The Thue-Morse Sequence that shows over infinite tries the “fairest” way for two people to take turns when choosing things from a pool (i.e. drafting players for a kick-ball team). Matt Parker has a very entertaining YouTube video on the subject and John D. Cook has a clear example as well.

Between two players the Thue-Morse Sequence suggests “taking turns taking turns”, so the start of an infinite turn sequence (over the first 5 recursions) between players a and b would look like this: abbabaabbaababbabaababbaabbabaab. Each recursion splits the entire sequence into two parts. The first part shifts into second position and the second position moves into first position. The new sequence is then added to the end of the original. Each time the length of the sequence doubles so, for two players the length of the sequence will be 2^{r} where r represents the number of recursions.

This is neat, but what if we wanted to generalize fair sharing across n players? Let’s first look at 3 players.

We’ll start the first round with abc. The first recursion is the original sequence. With two players the sequence was split into two pieces, so with three players the sequence is split into three pieces. We want our players to “take turns taking turns”, so each player is shifted backward one spot then that resulted is added to the original sequence (note that a player in the first spot shifts to the last spot). This gives us abc bca. This isn’t “fair” yet, since each player has yet to play in each spot, so let’s do it again, but this time we’ll shift the original sequence backwards two spots: (abc) (bca) (cab). Now each player has taken turns taking turns. Note that the first recursion is 3 characters long and the second is 9 characters long. To continue with this pattern, we slice the new sequence into three units and add shifted versions of the slices to the tail: (abc bca cab) (bca cab abc) (cab abc bca).
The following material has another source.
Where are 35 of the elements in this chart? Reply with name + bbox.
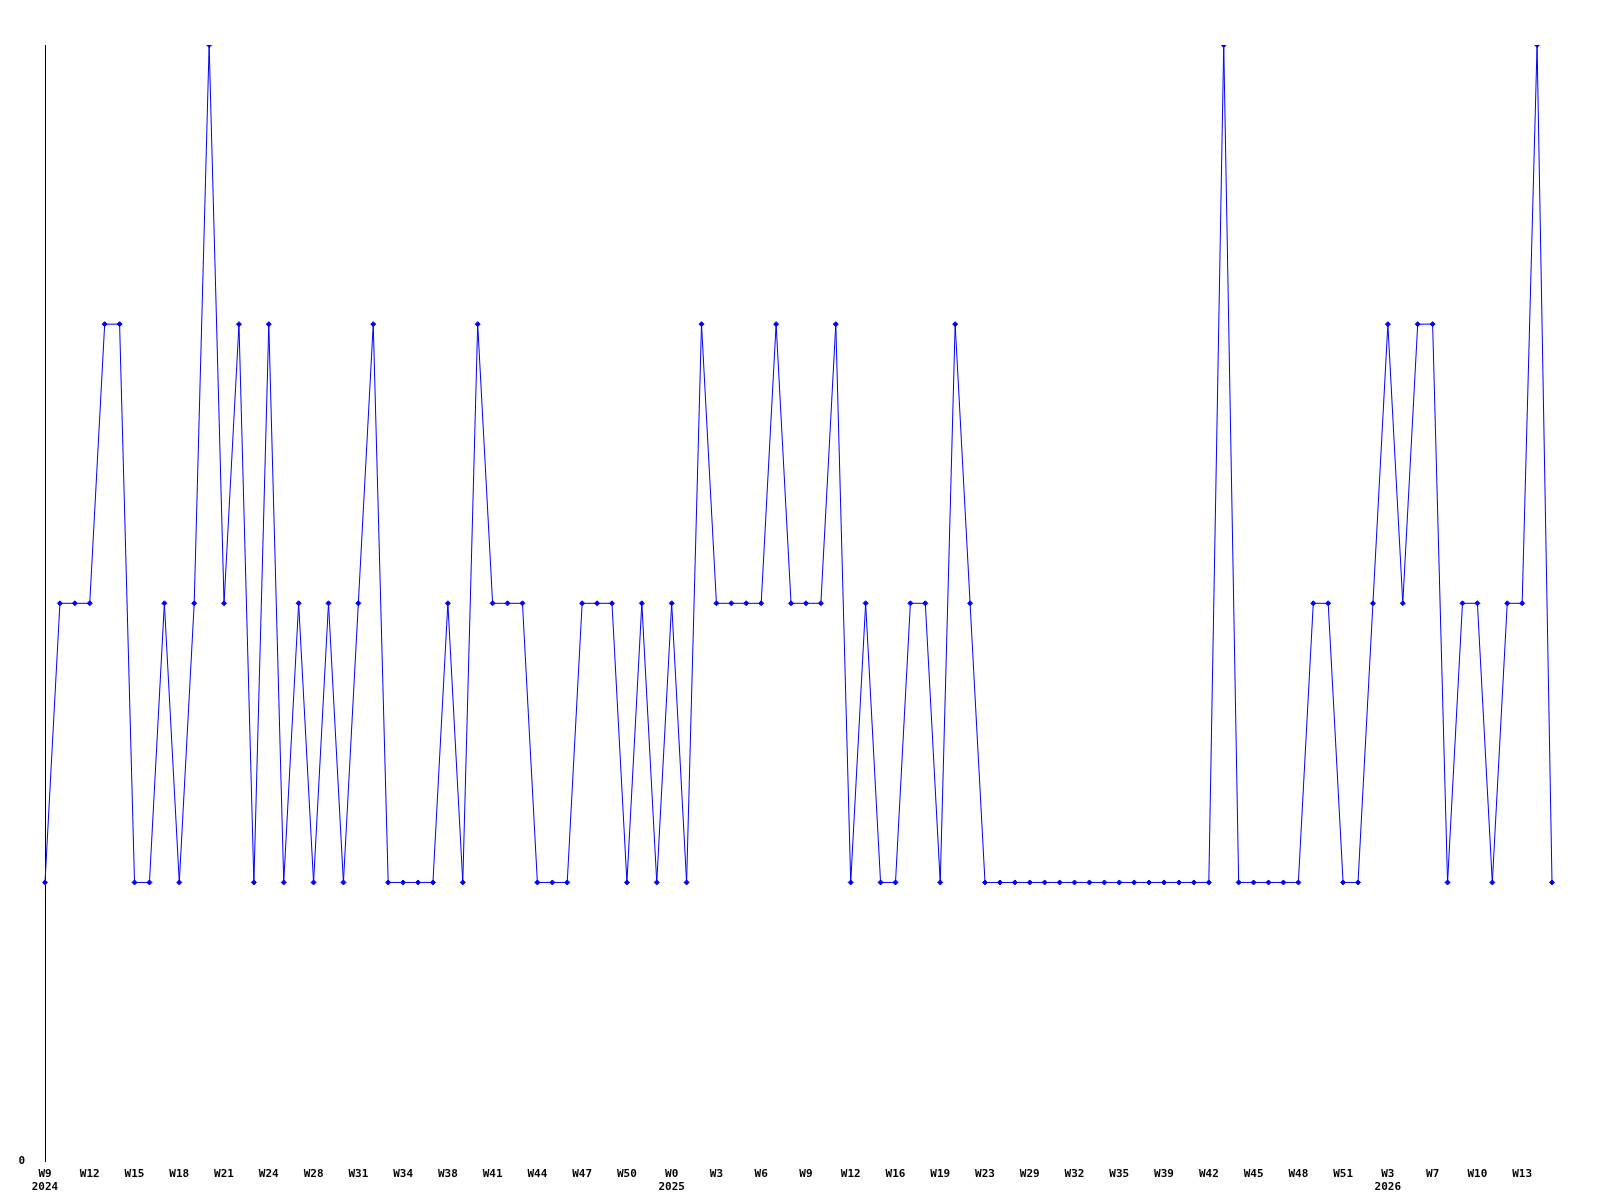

This third recursion is 27 characters long or 3^{r}.

The graphs below show the data points and average data points for the fourth recursion. Each first pick is worth 15 points, each second pick is worth 10 points, and each third pick is worth 5 points. It is clear that there is a fair distribution of points among each player and that over several turns the average fairness converges.

A proposed generalization for this sequence follows the following pattern: take a set of unique players {a,b,…,n}, identify all unique combinations by shifting each player 1 position. Including the original order this can be done n times, resulting in {a, b, …, n}, {b, c, …, n, a}, … {n, a, b,…, n -1}. Counting the original set as the first recursion, we can see that the second recursion will have n^{2} characters. Further each recursion can be sliced into n even parts, so the number of characters at any given recursion will be n^{r}.
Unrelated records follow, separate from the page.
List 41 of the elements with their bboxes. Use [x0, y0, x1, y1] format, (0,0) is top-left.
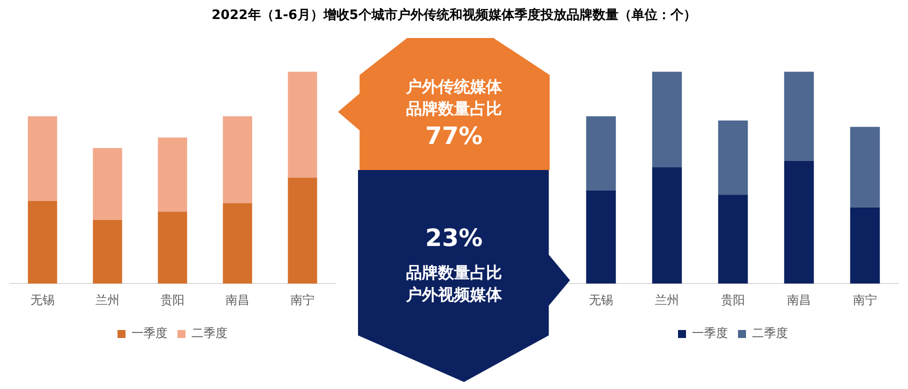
legend-label: 一季度 — [132, 326, 168, 340]
text: 品牌数量占比 — [405, 98, 503, 120]
bar — [92, 220, 122, 284]
bar — [586, 116, 616, 190]
x-tick-label: 无锡 — [589, 292, 613, 307]
bar — [850, 126, 880, 208]
x-tick-label: 兰州 — [655, 292, 679, 307]
bar — [158, 212, 188, 284]
text: 户外视频媒体 — [405, 284, 503, 306]
bar — [28, 200, 58, 284]
text: 23% — [424, 224, 484, 252]
bar — [718, 120, 748, 195]
legend-label: 一季度 — [692, 326, 728, 340]
x-tick-label: 南宁 — [290, 292, 314, 307]
text: 2022年（1-6月）增收5个城市户外传统和视频媒体季度投放品牌数量（单位：个） — [210, 6, 698, 24]
bar — [652, 72, 682, 168]
x-tick-label: 贵阳 — [721, 292, 745, 307]
bar — [784, 160, 814, 284]
bar — [288, 72, 318, 178]
x-tick-label: 无锡 — [30, 292, 54, 307]
bar — [718, 194, 748, 284]
x-tick-label: 南昌 — [226, 292, 250, 307]
text: 户外传统媒体 — [405, 76, 503, 98]
bar — [288, 178, 318, 284]
bar — [28, 116, 58, 201]
x-tick-label: 贵阳 — [160, 292, 184, 307]
bar — [850, 207, 880, 284]
text: 品牌数量占比 — [405, 262, 503, 284]
bar — [158, 137, 188, 212]
bar — [586, 190, 616, 284]
text: 77% — [424, 122, 484, 150]
bar — [652, 167, 682, 284]
bar — [222, 116, 252, 204]
x-tick-label: 南宁 — [853, 292, 877, 307]
x-tick-label: 南昌 — [787, 292, 811, 307]
legend-label: 二季度 — [752, 326, 788, 340]
x-tick-label: 兰州 — [96, 292, 120, 307]
bar — [92, 148, 122, 220]
bar — [784, 72, 814, 161]
bar — [222, 203, 252, 284]
legend-label: 二季度 — [192, 326, 228, 340]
A C# method of this generalization is shown below:

static List ThueMorseMorseThue(string sequence, int numberOfRecursions) { if (!AllUniqueCharacters(sequence)) return null; var playersLists = new List(); playersLists.Add(sequence); var initialCount = sequence.Length; int index = 0; do { var thisSequence = playersLists[index]; var thisCount = thisSequence.Length; var segmentLength = thisCount / initialCount; var newSequence = ""; for (int n = 0; n < initialCount; ++n) { for (int i = n * segmentLength; i < thisCount + n * segmentLength; ++i) { int j = i % thisCount; newSequence += thisSequence[j]; } } playersLists.Add(newSequence); index++; } while (playersLists.Count < numberOfRecursions); return playersLists; }

While writing this post I found myself caught up considering the possible implications of this sequence when taking turns for a game where not only is turn order valued, but the relative position to other players is considered: ie with players abc, b always follows a. With a consideration of relative positioning a and b would take turns following each other.